A U-shaped or J-shaped relationship between targeted SBP and risk of morbidity and mortality has long been suggested [4]. This hypothesis is mainly based on a presumed SBP threshold for organ blood flow autoregulation, and the potential role of blood pressure as a compensatory mechanism for preserving organ function [23]. Considering the totality of evidence, less aggressive treatment would be an optimal approach in treating hypertension in older people [24].

Systolic blood pressure variability and mortality

Variability in blood pressure has been recognized as a potential risk factor, whereas no standard formula available for its calculation. Multiple measures, such as standard deviation, coefficient of variation, and root successive variance, hamper the understanding of blood pressure variability [13]. In our study, to adjust for mean blood pressure and account for different visit intervals, the blood pressure variability was calculated as the difference in SBP between two waves divided by the mean and further scaled into the average variation per year. Using the same measure, Yuan et al. reported that a large blood pressure variation over years was associated with changes of subclinical brain structural [25] and an increased long-term risk of dementia [15]. Here we found an elevated risk of all-cause mortality with a large rise and fall in later-life SBPV among oldest-old people.

Blood pressure variability, especially long-term, is associated with cardiovascular and mortality outcomes and shows additional prognostic value independent of mean blood pressure [13]. Although the underline mechanism has not been well understood, it could be partly explained by arterial stiffness [26] or the changes to antihypertensive drugs resulting from poor blood pressure control [27]. Greater blood pressure variability also decreases endothelial function [28] and leads to greater cardiac and vascular damage as well as progression of the left ventricular mass index [29][32]. Future studies should explore this relationship in-depth to determine dynamic and individualized targets for older people.

Strengths and limitations

Our study has some unique and useful features. The most important feature is that based on the large-scale population-based cohort, we thoroughly investigated associations of changes of late-life SBP with risk of mortality among oldest-old, which filled in a certain knowledge gap about control of late-life blood pressure in older population [30]. On the other hand, there are still some limitations in our study.
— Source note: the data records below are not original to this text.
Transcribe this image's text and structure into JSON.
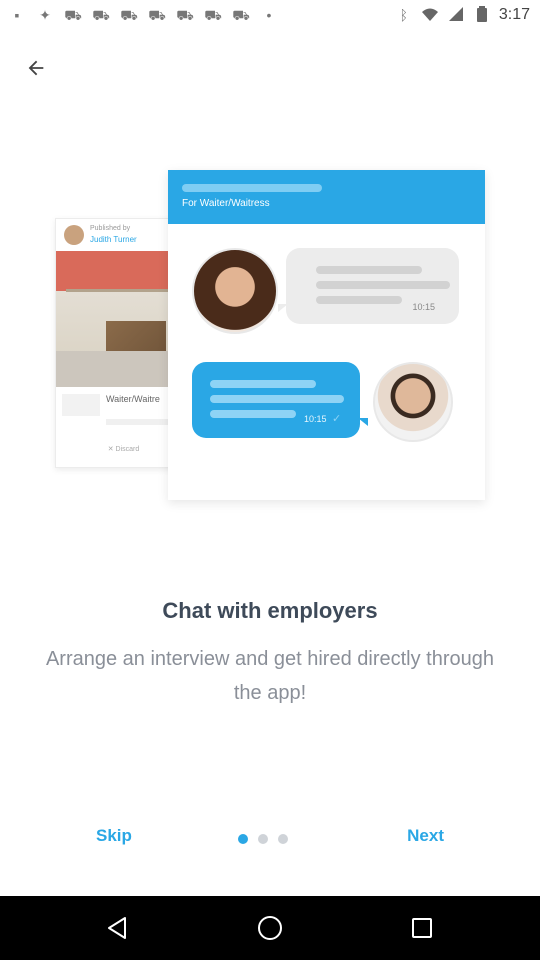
{
  "status_bar": {
    "time": "3:17",
    "left_icons": [
      "notification-icon",
      "settings-icon",
      "car-icon",
      "car-icon",
      "car-icon",
      "car-icon",
      "car-icon",
      "car-icon",
      "car-icon",
      "dot-icon"
    ],
    "right_icons": [
      "bluetooth-icon",
      "wifi-icon",
      "signal-icon",
      "battery-icon"
    ]
  },
  "illustration": {
    "left_card": {
      "published_by": "Published by",
      "publisher_name": "Judith Turner",
      "job_title": "Waiter/Waitre",
      "discard": "✕ Discard"
    },
    "main_card": {
      "header_title": "For Waiter/Waitress",
      "received_time": "10:15",
      "sent_time": "10:15"
    }
  },
  "onboarding": {
    "title": "Chat with employers",
    "description": "Arrange an interview and get hired directly through the app!",
    "page_count": 3,
    "current_page": 1
  },
  "actions": {
    "skip_label": "Skip",
    "next_label": "Next"
  },
  "colors": {
    "accent": "#2aa7e5",
    "title": "#3e4a59",
    "description": "#8a8f98"
  }
}
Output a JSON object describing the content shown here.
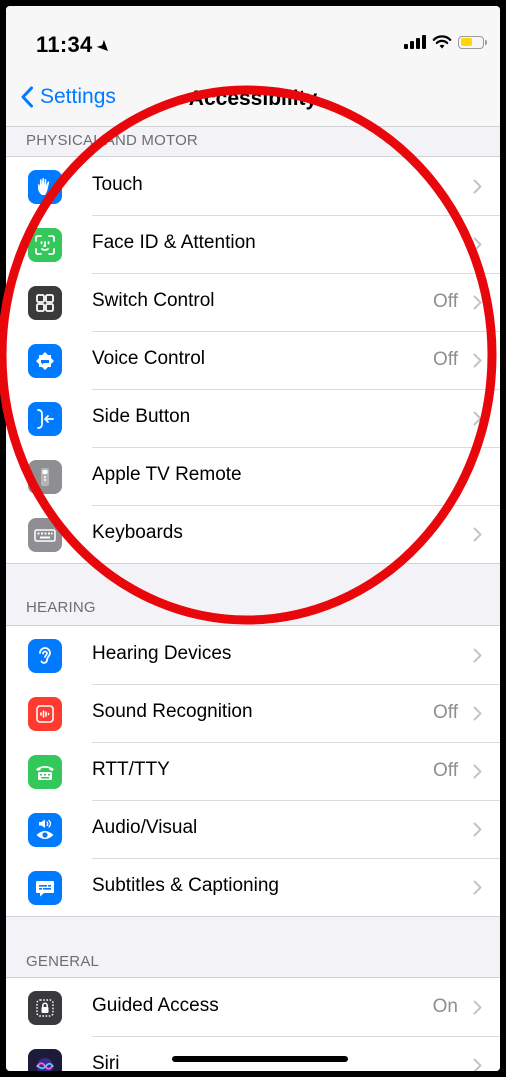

Firstly, although we have carefully adjusted many potential confounders, other unknown factors were still possible. Many factors, such as treatment of hypertension, blood glucose, were not collected in the CLHLS and could not be analyzed here. Secondly, frailty index used in our study was adapted from a former study [18] and has not been further validated. Considering frailty status is an important confounder for assessing health effects of hypertension among elderly population [31, 32], our results should be interpreted with caution and other studies with validated frailty measurement are needed. Finally, our study has a roughly 3-year run-in period to meet the requirement for calculating the primary exposure suggesting that the included participants could be selected healthy individuals, limiting the generalizability of our findings to the general population.

Conclusions

Our findings suggest that SBP variability might be an important factor in understanding mortality risk in oldest-old, affirming the need to develop better strategies for blood pressure management in this population.